Vom Geschmack der Wörter. Und der Bilder.
Mit Bildern lässt sich gut Meinung machen. Mit Zitaten in Schlagzeilen auch. Das fühlt sich für Manchen dann an wie der Weltuntergang. „Das gibt Zeitz den Rest““ ist so ein Beispiel. Ein Zitat, dem alsdann zur Erhärtung weitere folgen: „Ich bin entsetzt“, „Schrecklich“, „grauslich“, „Das ist ja schrecklich.“ Wir sprechen nicht etwa von einem Überfall oder verünglückten Zug. Wir sprechen über Bilder aus einem städtebaulichen Entwurf für den Zeitzer Brühl.
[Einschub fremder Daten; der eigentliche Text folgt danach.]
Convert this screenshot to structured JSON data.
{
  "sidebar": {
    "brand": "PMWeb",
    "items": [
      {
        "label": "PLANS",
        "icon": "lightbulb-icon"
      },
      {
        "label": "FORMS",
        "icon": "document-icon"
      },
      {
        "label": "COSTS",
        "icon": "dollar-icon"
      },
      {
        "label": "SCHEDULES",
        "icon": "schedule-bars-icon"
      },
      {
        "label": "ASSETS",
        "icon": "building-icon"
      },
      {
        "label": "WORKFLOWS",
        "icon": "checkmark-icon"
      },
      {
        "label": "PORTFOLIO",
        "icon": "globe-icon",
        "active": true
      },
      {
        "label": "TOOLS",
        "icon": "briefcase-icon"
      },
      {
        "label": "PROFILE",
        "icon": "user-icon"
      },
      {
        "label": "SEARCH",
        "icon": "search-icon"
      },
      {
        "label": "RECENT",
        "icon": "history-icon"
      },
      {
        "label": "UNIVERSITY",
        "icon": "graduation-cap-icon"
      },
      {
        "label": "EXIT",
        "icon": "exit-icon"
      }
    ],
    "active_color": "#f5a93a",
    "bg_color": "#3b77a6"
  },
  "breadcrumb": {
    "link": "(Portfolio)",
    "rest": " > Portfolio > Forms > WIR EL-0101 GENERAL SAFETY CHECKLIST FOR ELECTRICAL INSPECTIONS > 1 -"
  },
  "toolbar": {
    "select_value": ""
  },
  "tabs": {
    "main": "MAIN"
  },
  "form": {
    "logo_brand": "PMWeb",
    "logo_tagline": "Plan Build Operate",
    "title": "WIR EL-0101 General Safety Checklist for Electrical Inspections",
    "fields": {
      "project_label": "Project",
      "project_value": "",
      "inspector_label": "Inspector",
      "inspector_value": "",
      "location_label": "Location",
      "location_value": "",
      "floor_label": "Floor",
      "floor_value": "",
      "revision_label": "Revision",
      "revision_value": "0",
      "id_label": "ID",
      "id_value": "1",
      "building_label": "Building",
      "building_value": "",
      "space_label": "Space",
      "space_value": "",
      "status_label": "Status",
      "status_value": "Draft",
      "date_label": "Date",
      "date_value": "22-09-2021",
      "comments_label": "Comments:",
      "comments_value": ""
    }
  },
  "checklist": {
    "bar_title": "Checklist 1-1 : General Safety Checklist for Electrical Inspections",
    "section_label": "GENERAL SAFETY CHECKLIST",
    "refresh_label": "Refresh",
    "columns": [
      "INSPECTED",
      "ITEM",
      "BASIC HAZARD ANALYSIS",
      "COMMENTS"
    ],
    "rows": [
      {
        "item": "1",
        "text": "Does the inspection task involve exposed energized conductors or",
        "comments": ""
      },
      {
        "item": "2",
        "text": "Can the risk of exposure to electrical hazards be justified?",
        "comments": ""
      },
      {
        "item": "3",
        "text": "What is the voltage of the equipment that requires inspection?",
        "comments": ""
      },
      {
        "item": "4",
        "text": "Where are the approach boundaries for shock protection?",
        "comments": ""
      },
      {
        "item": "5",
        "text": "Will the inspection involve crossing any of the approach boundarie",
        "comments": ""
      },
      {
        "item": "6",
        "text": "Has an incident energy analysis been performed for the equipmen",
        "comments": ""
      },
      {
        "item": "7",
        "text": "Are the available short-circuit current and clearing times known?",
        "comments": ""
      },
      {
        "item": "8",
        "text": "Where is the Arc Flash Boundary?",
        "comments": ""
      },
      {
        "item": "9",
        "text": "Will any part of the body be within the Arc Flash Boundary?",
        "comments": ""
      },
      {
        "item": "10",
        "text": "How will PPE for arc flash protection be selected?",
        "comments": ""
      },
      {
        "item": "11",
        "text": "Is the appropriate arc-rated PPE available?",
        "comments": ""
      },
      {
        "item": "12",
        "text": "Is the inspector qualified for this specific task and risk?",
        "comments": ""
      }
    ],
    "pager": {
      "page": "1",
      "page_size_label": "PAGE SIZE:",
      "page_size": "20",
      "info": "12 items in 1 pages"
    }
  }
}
Es hätte dann auch Zustimmung gegeben: „Ergänzt sich sehr gut“, „gar nicht schlecht“ – offensichtlich für Schlagzeilen ungeeignet. Dabei wäre dieses Bild es wert gewesen, finde ich:
Dabei geht es nicht nur um ein Bild. Es wäre von allen, die sich hierzu öffentlich äußern zu wünschen, dass sie bitte mal kurz die Luft anhalten, sich die Zeit nehmen und Planungsunterlagen ansehen. Es geht um ein ganzes Stück mehr als um zwei Bildansichten. Es geht um topografische Lagen, um Stadttypologie, um zu verwendende Baumaterialien, um Sichtachsen, um Nachhaltigkeit, um Lebensräume und das Klima darin. Es geht um Energie und Klima, um die Nutzung von Stadtraum, um Höhenunterschiede. Das alles ist durchaus verbunden mit der Frage: wie wollen wir heute und morgen leben?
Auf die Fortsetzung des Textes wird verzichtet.